MEDAN – Ada beberapa alasan masyarakat terjebak menyebarkan berita bohong atau hoaks. Di antaranya, gengsi bermedsos ria, pengguna medsos merasa naik gengsinya bila paling awal menyampaikan informasi seksi, hangat, dan aktual tanpa menyadari kebenarannya.
Demikian dikatakan Ketua Sekolah Tinggi Ilmu Komunikasi “Pembangunan” (STIK-P) Medan, Dr H Sakhyan Asmara MSP, saat menjadi narasumber pada Seminar Nasional ‘Melawan Hoaks di Tahun Politik 2024’ yang digelar Ikatan Sarjana Komunikasi (ISKI) Sumut di Aula Fisip USU, Kamis (24/8).
“Lalu, mendapatkan kepuasan karena informasi yang disebar sesuai dengan keinginannya, perasaannya, apakah dan bentuk kebencian ataukah dalam bentuk dukungan. Karena pada dasarnya ciri informasi hoaks yakni hangat, seksi, aktual, provokatif, menakutkan, menyedihkan, menggembirakan (lucu) atau membakar semangat penonton/pembaca,” lanjut Sakhyan.
Menurut KBBI, hoaks adalah informasi bohong. Sementara itu, simpulan dari berbagai sumber, hoaks adalah suatu perbuatan memanipulasi informasi, mengaburkan kebenaran, dan mengubah kebohongan menjadi sebuah kebenaran palsu.
“Setiap individu juga memiliki beragam motif dalam menyebarkan hoaks. Sebut saja motif sosial, ekonomi, budaya, agama, hiburan, politik, dan lainnya. Begitu juga dengan tujuannya yang beragam seperti menghasut, memprovokasi, mencari kesenangan atau hiburan, sekadar hobi, mem-bully, black campaign, dan membuat resah,” tegasnya.
Lanjut Sakhyan, untuk membuat serta menyebarkan hoaks itu sendiri tentu ada teknik yang dipergunakan.
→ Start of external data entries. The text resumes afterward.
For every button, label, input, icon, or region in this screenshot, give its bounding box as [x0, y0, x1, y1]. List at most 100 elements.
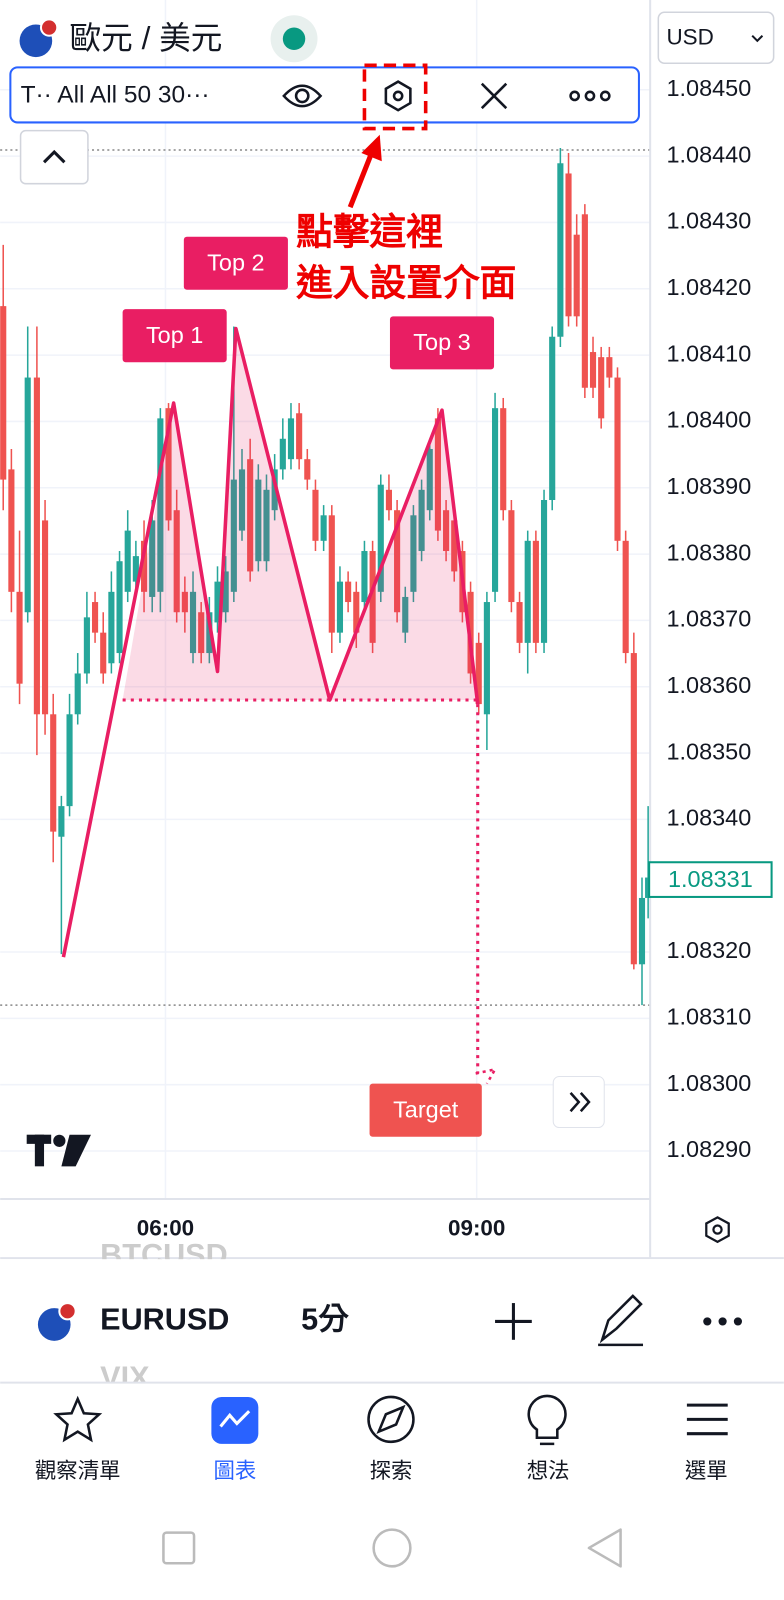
candle-body: [279, 438, 286, 470]
candles: [0, 147, 652, 1006]
nav-label[interactable]: 選單: [685, 1459, 728, 1483]
price-label: 1.08300: [666, 1070, 751, 1096]
nav-bg: [0, 1382, 784, 1600]
candle-body: [124, 530, 131, 592]
eye-button[interactable]: [282, 84, 323, 108]
candle-body: [116, 561, 123, 654]
candle-body: [287, 418, 295, 460]
price-label: 1.08290: [666, 1136, 751, 1162]
double-chevron: [569, 1092, 591, 1113]
interval[interactable]: 5分: [301, 1303, 349, 1337]
candle-body: [263, 489, 270, 562]
candle-body: [500, 408, 507, 511]
candle-body: [74, 673, 81, 715]
candle-body: [214, 581, 221, 623]
flag-icon-us: [58, 1302, 77, 1321]
indicator-name[interactable]: T·· All All 50 30···: [21, 81, 210, 108]
candle-body: [443, 510, 450, 552]
candle-body: [565, 173, 572, 317]
candle-body: [598, 357, 605, 419]
price-label: 1.08410: [666, 340, 751, 366]
axis-settings[interactable]: [705, 1216, 730, 1244]
candle-body: [304, 459, 311, 480]
back-button[interactable]: [587, 1528, 622, 1568]
candle-body: [606, 357, 613, 378]
nav-label[interactable]: 想法: [527, 1459, 570, 1483]
target-label: Target: [393, 1096, 459, 1122]
candle-body: [622, 540, 629, 654]
more-button[interactable]: [569, 90, 611, 102]
candle-body: [336, 581, 344, 633]
currency-select[interactable]: [657, 11, 775, 65]
home-button[interactable]: [372, 1528, 412, 1568]
candle-body: [0, 306, 7, 480]
price-label: 1.08380: [666, 539, 751, 565]
time-label: 06:00: [137, 1216, 194, 1241]
candle-body: [573, 234, 580, 317]
nav-icon[interactable]: [686, 1403, 728, 1436]
flag-icon-us: [39, 18, 59, 37]
candle-body: [418, 489, 425, 552]
price-label: 1.08320: [666, 937, 751, 963]
candle-body: [328, 515, 335, 633]
nav-icon[interactable]: [367, 1395, 415, 1444]
recents-button[interactable]: [162, 1531, 196, 1565]
candle-body: [475, 642, 482, 705]
candle-body: [173, 510, 180, 613]
candle-body: [377, 484, 384, 592]
price-label: 1.08430: [666, 208, 751, 234]
candle-body: [8, 469, 15, 592]
candle-body: [296, 413, 303, 460]
candle-body: [589, 352, 597, 388]
nav-label[interactable]: 觀察清單: [35, 1459, 121, 1483]
candle-body: [451, 520, 458, 572]
top2-label: Top 2: [207, 249, 264, 275]
nav-icon-needle: [376, 1404, 406, 1434]
more-button[interactable]: [703, 1317, 742, 1326]
nav-icon[interactable]: [527, 1394, 567, 1446]
logo: [26, 1134, 91, 1167]
price-axis: 1.08450 1.08440 1.08430 1.08420 1.08410 1.084…: [666, 75, 751, 1162]
nav-icon[interactable]: [53, 1395, 103, 1443]
draw-button[interactable]: [598, 1294, 644, 1347]
remove-button[interactable]: [480, 82, 508, 110]
nav-icon-line: [219, 1410, 251, 1428]
settings-button[interactable]: [384, 80, 412, 112]
candle-body: [353, 591, 360, 633]
candle-body: [58, 806, 65, 837]
candle-body: [532, 540, 539, 643]
nav-label[interactable]: 圖表: [213, 1459, 256, 1483]
candle-body: [394, 510, 401, 613]
chevron: [751, 34, 764, 43]
candle-body: [157, 418, 164, 592]
add-button[interactable]: [495, 1303, 532, 1340]
price-label: 1.08310: [666, 1004, 751, 1030]
candle-body: [42, 520, 49, 715]
collapse-button[interactable]: [19, 129, 89, 185]
candle-body: [581, 214, 588, 388]
candle-body: [369, 551, 376, 643]
current-price: 1.08331: [668, 866, 753, 892]
candle-body: [549, 336, 556, 500]
target-box: [369, 1083, 482, 1137]
pattern-fill: [122, 328, 478, 700]
symbol[interactable]: EURUSD: [100, 1303, 229, 1337]
pattern-line: [61, 326, 480, 958]
price-label: 1.08440: [666, 141, 751, 167]
candle-body: [361, 551, 368, 603]
candle-body: [165, 408, 172, 521]
nav-label[interactable]: 探索: [370, 1459, 413, 1483]
candle-body: [198, 612, 205, 654]
candle-body: [16, 591, 23, 684]
candle-body: [181, 591, 188, 613]
candle-body: [238, 469, 246, 531]
candle-body: [255, 479, 262, 562]
price-label: 1.08450: [666, 75, 751, 101]
candle-body: [66, 714, 73, 807]
chevron-up: [42, 149, 66, 164]
candle-body: [140, 540, 148, 592]
candle-body: [271, 469, 278, 511]
candle-body: [540, 500, 548, 643]
candle-body: [426, 448, 433, 511]
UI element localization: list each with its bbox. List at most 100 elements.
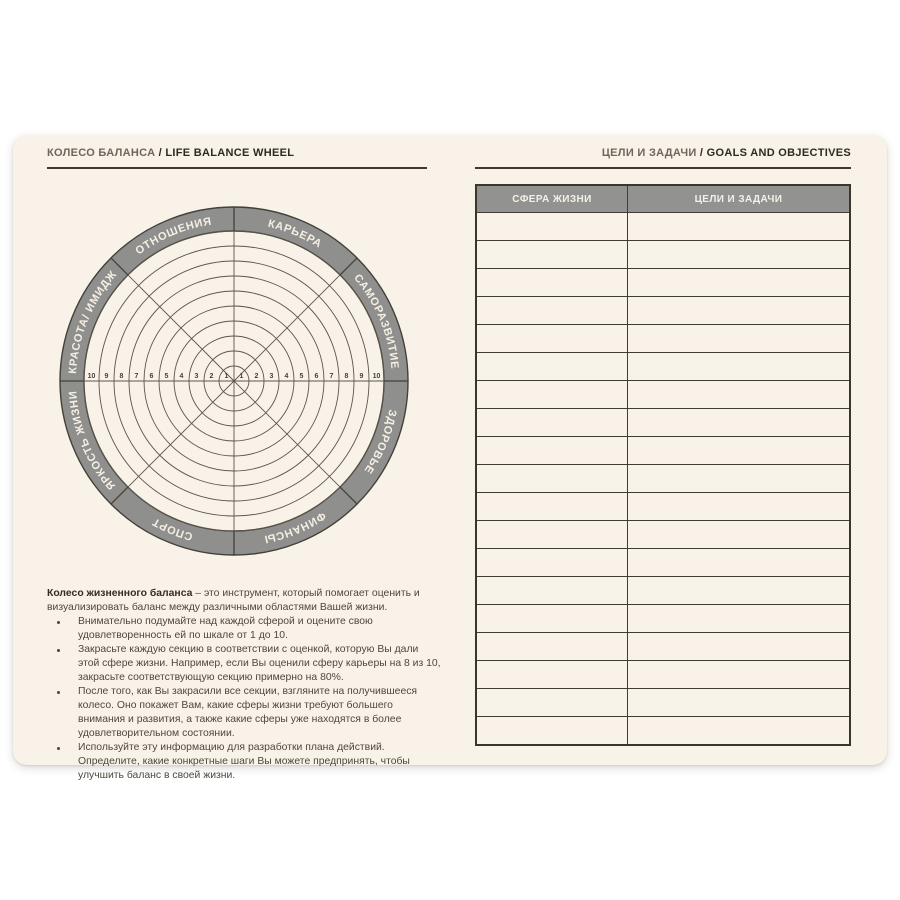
sphere-cell[interactable] — [475, 240, 628, 269]
sector-divider — [339, 486, 358, 505]
column-header-sphere: СФЕРА ЖИЗНИ — [475, 184, 628, 213]
table-row — [475, 352, 851, 381]
intro-paragraph: Колесо жизненного баланса – это инструме… — [47, 587, 441, 615]
scale-number: 1 — [225, 373, 229, 380]
wheel-spoke — [233, 380, 341, 488]
table-row — [475, 408, 851, 437]
scale-number: 10 — [88, 373, 96, 380]
sphere-cell[interactable] — [475, 716, 628, 746]
goals-cell[interactable] — [626, 436, 851, 465]
scale-number: 6 — [315, 373, 319, 380]
goals-cell[interactable] — [626, 296, 851, 325]
scale-number: 4 — [180, 373, 184, 380]
sector-divider — [110, 257, 129, 276]
sphere-cell[interactable] — [475, 492, 628, 521]
scale-number: 9 — [105, 373, 109, 380]
goals-cell[interactable] — [626, 576, 851, 605]
sphere-cell[interactable] — [475, 324, 628, 353]
instructions-block: Колесо жизненного баланса – это инструме… — [47, 587, 441, 783]
instruction-bullet: Внимательно подумайте над каждой сферой … — [47, 615, 441, 643]
scale-number: 2 — [255, 373, 259, 380]
goals-cell[interactable] — [626, 520, 851, 549]
sector-divider — [110, 486, 129, 505]
right-page-header: ЦЕЛИ И ЗАДАЧИ / GOALS AND OBJECTIVES — [475, 147, 851, 169]
scale-number: 6 — [150, 373, 154, 380]
goals-cell[interactable] — [626, 240, 851, 269]
sphere-cell[interactable] — [475, 296, 628, 325]
sphere-cell[interactable] — [475, 408, 628, 437]
sphere-cell[interactable] — [475, 464, 628, 493]
table-row — [475, 268, 851, 297]
goals-cell[interactable] — [626, 604, 851, 633]
sphere-cell[interactable] — [475, 380, 628, 409]
scale-number: 7 — [135, 373, 139, 380]
table-row — [475, 492, 851, 521]
table-row — [475, 604, 851, 633]
scale-number: 3 — [270, 373, 274, 380]
notebook-spread: КОЛЕСО БАЛАНСА / LIFE BALANCE WHEEL ЦЕЛИ… — [13, 135, 887, 781]
scale-number: 10 — [373, 373, 381, 380]
sphere-cell[interactable] — [475, 352, 628, 381]
goals-cell[interactable] — [626, 324, 851, 353]
scale-number: 2 — [210, 373, 214, 380]
table-row — [475, 240, 851, 269]
wheel-spoke — [127, 380, 235, 488]
scale-number: 8 — [120, 373, 124, 380]
goals-cell[interactable] — [626, 660, 851, 689]
sphere-cell[interactable] — [475, 436, 628, 465]
goals-cell[interactable] — [626, 548, 851, 577]
sphere-cell[interactable] — [475, 576, 628, 605]
scale-number: 5 — [165, 373, 169, 380]
sphere-cell[interactable] — [475, 268, 628, 297]
sphere-cell[interactable] — [475, 520, 628, 549]
goals-cell[interactable] — [626, 380, 851, 409]
sphere-cell[interactable] — [475, 604, 628, 633]
scale-number: 3 — [195, 373, 199, 380]
right-header-title-en: GOALS AND OBJECTIVES — [706, 147, 851, 159]
left-header-title-en: LIFE BALANCE WHEEL — [165, 147, 295, 159]
table-row — [475, 716, 851, 746]
wheel-grid: 1 1 2 2 3 3 4 4 5 5 6 6 7 7 8 8 9 9 10 10 — [60, 207, 408, 555]
goals-cell[interactable] — [626, 632, 851, 661]
scale-number: 5 — [300, 373, 304, 380]
table-row — [475, 324, 851, 353]
table-row — [475, 296, 851, 325]
goals-cell[interactable] — [626, 212, 851, 241]
goals-table: СФЕРА ЖИЗНИ ЦЕЛИ И ЗАДАЧИ — [475, 184, 851, 746]
wheel-spoke — [127, 274, 235, 382]
life-balance-wheel: 1 1 2 2 3 3 4 4 5 5 6 6 7 7 8 8 9 9 10 10 КАРЬЕРА САМОРАЗВИ… — [54, 201, 414, 561]
sphere-cell[interactable] — [475, 212, 628, 241]
scale-number: 9 — [360, 373, 364, 380]
goals-cell[interactable] — [626, 464, 851, 493]
scale-number: 1 — [240, 373, 244, 380]
wheel-spoke — [233, 274, 341, 382]
right-header-separator: / — [696, 147, 707, 159]
table-row — [475, 576, 851, 605]
sphere-cell[interactable] — [475, 660, 628, 689]
table-row — [475, 464, 851, 493]
table-row — [475, 660, 851, 689]
instruction-bullet: Используйте эту информацию для разработк… — [47, 741, 441, 783]
goals-cell[interactable] — [626, 352, 851, 381]
instruction-bullet: После того, как Вы закрасили все секции,… — [47, 685, 441, 741]
goals-cell[interactable] — [626, 408, 851, 437]
instruction-bullet: Закрасьте каждую секцию в соответствии с… — [47, 643, 441, 685]
table-row — [475, 632, 851, 661]
sphere-cell[interactable] — [475, 688, 628, 717]
column-header-goals: ЦЕЛИ И ЗАДАЧИ — [626, 184, 851, 213]
goals-cell[interactable] — [626, 688, 851, 717]
sphere-cell[interactable] — [475, 548, 628, 577]
intro-text: – это инструмент, который помогает оцени… — [47, 588, 420, 613]
scale-number: 7 — [330, 373, 334, 380]
goals-cell[interactable] — [626, 268, 851, 297]
left-page-header: КОЛЕСО БАЛАНСА / LIFE BALANCE WHEEL — [47, 147, 427, 169]
scale-number: 4 — [285, 373, 289, 380]
right-header-title-ru: ЦЕЛИ И ЗАДАЧИ — [601, 147, 697, 159]
table-row — [475, 548, 851, 577]
goals-cell[interactable] — [626, 492, 851, 521]
table-row — [475, 520, 851, 549]
scale-number: 8 — [345, 373, 349, 380]
goals-cell[interactable] — [626, 716, 851, 746]
sphere-cell[interactable] — [475, 632, 628, 661]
Hoaks adalah kejahatan, karena itu setiap orang yang berniat berbuat jahat, selalu ada cara yang paling canggih agar kejahatan itu dapat dilakukannya.
“Di antaranya dengan membuat narasi informasi yang tidak benar, melakukan dubbing suara yang tidak sesuai antara narasi dengan gambar atau video, rekayasa visualisasi dengan cara menggabung gabungkan antara satu peristiwa dengan peristiwa lain yang sebenarnya tidak ada relevansinya,” terangnya.
“Lalu, membuat alur cerita dengan memotong bagian tertentu sehingga menimbulkan informasi yang tidak benar. Pernyataan yang satu digabungkan dengan pernyataan lain, yang sebenarnya bukan alurnya, tapi terpisah, namun disatukan, serta memposting video lama, kemudian membuat narasi baru, yang menimbulkan kesan seakan-akan video itu sesuai dengan narasi, padahal beda waktu dan beda konteks,” katanya lagi.
Di sisi lain, kata Sakhyan tentunya ada langkah antisipatif yang dapat dilakukan untuk mencegah penyebaran berita bohong. Pertama, jangan cepat percaya dan terperdaya menerima suatu informasi yang hangat, seksi, dan aktual.
“Lalu, jangan buru-buru share informasi sebelum mendapat kepastian tentang kebenarannya. Dan lakukan pengujian kebenaran melalui searching informasi dari berbagai sumber,” tutup mantan Sesmenpora RI tersebut.